Hayat

TESANÜT HAKİKATI

Tesanüt, karşılıklı yardımlaşma, dayanışma, omuz omuza verip aynı maksada hizmet etme anlamına gelen önemli bir hakikattir.

“Bizim ihlâstan sonra en büyük kuvvetimiz tesanütdür.”diyen Bediüzzaman, talebelerinin tesanüdüne ziyadesiyle ehemmiyet vermektedir. “Aziz, sıddık kardeşlerim! Evvel âhir tavsiyemiz, tesanüdünüzü muhafaza; enâniyet, benlik ve rekabetten tahaffuz, itidal-i dem ve tam ihtiyattır.”ikazı, bunun en açık belgesidir. En başta tesanüdü zikretmesi dikkat çekmektedir.

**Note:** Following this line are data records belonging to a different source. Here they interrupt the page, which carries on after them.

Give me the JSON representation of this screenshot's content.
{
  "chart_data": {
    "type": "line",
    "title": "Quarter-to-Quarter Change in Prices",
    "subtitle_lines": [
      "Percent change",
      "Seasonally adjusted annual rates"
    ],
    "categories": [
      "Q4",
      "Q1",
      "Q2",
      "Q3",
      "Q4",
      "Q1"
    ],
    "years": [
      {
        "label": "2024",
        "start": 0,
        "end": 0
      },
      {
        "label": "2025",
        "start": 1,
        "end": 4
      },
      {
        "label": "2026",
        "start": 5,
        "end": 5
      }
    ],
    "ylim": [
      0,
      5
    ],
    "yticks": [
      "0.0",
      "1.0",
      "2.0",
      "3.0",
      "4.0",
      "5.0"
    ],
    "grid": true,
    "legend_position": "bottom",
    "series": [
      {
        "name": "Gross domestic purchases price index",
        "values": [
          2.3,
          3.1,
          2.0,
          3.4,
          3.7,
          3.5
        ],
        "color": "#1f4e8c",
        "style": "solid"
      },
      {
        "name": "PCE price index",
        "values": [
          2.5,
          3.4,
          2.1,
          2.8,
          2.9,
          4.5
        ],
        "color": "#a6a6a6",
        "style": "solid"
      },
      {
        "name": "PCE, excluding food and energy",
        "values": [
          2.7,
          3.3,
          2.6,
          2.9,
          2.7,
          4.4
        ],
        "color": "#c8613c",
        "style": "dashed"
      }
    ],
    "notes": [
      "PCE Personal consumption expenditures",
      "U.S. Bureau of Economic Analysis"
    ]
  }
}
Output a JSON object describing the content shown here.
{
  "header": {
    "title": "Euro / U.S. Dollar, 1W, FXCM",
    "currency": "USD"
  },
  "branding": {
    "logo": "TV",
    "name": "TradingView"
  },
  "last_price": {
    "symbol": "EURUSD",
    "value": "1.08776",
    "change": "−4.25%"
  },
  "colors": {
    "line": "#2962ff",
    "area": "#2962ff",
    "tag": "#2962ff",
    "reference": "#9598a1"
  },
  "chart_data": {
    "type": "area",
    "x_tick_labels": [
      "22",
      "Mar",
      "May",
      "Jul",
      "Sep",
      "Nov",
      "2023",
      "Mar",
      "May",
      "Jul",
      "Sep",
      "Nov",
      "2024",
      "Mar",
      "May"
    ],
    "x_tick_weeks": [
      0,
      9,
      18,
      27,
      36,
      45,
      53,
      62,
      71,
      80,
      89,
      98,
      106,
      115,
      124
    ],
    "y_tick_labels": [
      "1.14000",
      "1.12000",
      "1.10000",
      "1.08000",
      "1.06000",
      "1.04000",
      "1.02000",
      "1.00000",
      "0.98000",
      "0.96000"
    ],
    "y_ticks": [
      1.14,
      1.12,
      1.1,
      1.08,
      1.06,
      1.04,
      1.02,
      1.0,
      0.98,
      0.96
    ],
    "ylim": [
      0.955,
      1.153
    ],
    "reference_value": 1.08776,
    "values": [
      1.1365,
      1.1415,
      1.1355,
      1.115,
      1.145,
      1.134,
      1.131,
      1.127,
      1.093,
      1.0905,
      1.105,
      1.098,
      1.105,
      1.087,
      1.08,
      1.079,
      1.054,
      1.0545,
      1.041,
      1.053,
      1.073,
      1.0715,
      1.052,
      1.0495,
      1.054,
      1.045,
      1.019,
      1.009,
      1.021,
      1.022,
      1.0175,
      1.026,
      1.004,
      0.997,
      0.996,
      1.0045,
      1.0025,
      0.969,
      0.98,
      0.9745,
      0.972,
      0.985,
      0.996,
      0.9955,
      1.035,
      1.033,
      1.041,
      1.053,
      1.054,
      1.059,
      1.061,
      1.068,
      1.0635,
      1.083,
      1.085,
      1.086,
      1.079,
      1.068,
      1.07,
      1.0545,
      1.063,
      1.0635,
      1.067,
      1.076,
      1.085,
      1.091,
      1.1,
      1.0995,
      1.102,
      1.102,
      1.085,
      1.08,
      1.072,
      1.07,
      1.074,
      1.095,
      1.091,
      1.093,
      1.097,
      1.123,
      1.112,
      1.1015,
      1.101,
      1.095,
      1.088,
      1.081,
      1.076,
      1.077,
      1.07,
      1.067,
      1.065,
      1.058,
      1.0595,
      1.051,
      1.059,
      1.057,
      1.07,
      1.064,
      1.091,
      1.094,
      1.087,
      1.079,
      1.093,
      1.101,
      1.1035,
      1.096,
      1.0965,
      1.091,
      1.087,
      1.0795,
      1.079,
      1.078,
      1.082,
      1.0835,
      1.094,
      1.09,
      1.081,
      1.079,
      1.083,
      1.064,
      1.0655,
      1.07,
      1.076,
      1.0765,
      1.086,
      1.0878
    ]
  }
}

Dayanışma ve yardımlaşma hakikatine çeşitli vesilelerle dikkat çeken Bediüzzaman, İşârâtü’l -İ’câz  tefsirinde taşları örnek gösteriyor: “Maddi ve manevî herşeyde yardımın ve içtimâın büyük kuvvet ve tesiri vardır. Bu sırra binaendir ki, her hüsün sahibinin ve her bir sahib-i kemâlin emsaliyle içtima etmeye fıtrî bir meyli vardır ki, içtima zamanında hüsünleri, kemalleri bir iken iki olur. Hatta bir taş taşlığıyla beraber, kubbeli binalarda ustanın elinden çıkar çıkmaz başını eğer, arkadaşıyla birleşmeye meyleder ki, sukut tehlikesinden kurtulsunlar, Maalesef insanlar, teâvün (yardımlaşma) sırrını idrak edememişler. Hiç olmazsa, taşlar arsındaki yardım vaziyetinden ders alsınlar.” Cansız taşlar kadar olamayan insanlara, bundan daha sert bir ikaz olamaz herhalde.

Çoğu zaman insanı tesanüt ve yardımlaşmadan alıkoyan sebeplerin başında, aynı maksada hizmet eden bir cemaat içinde, hâkimiyet ve âmir olma hissine mağlup olmak gelir. Aslında bu bir zaaftır ve nefsine esir olmaktır.

Bu zaaf ve mağlubiyetten kurtulmanın en kolay yolu, cemaatin şahs-ı manevî havuzunda erimek ve meşvereti hâkim kılmaktır. O zaman, çok şeylerin yoluna girdiği görülecektir.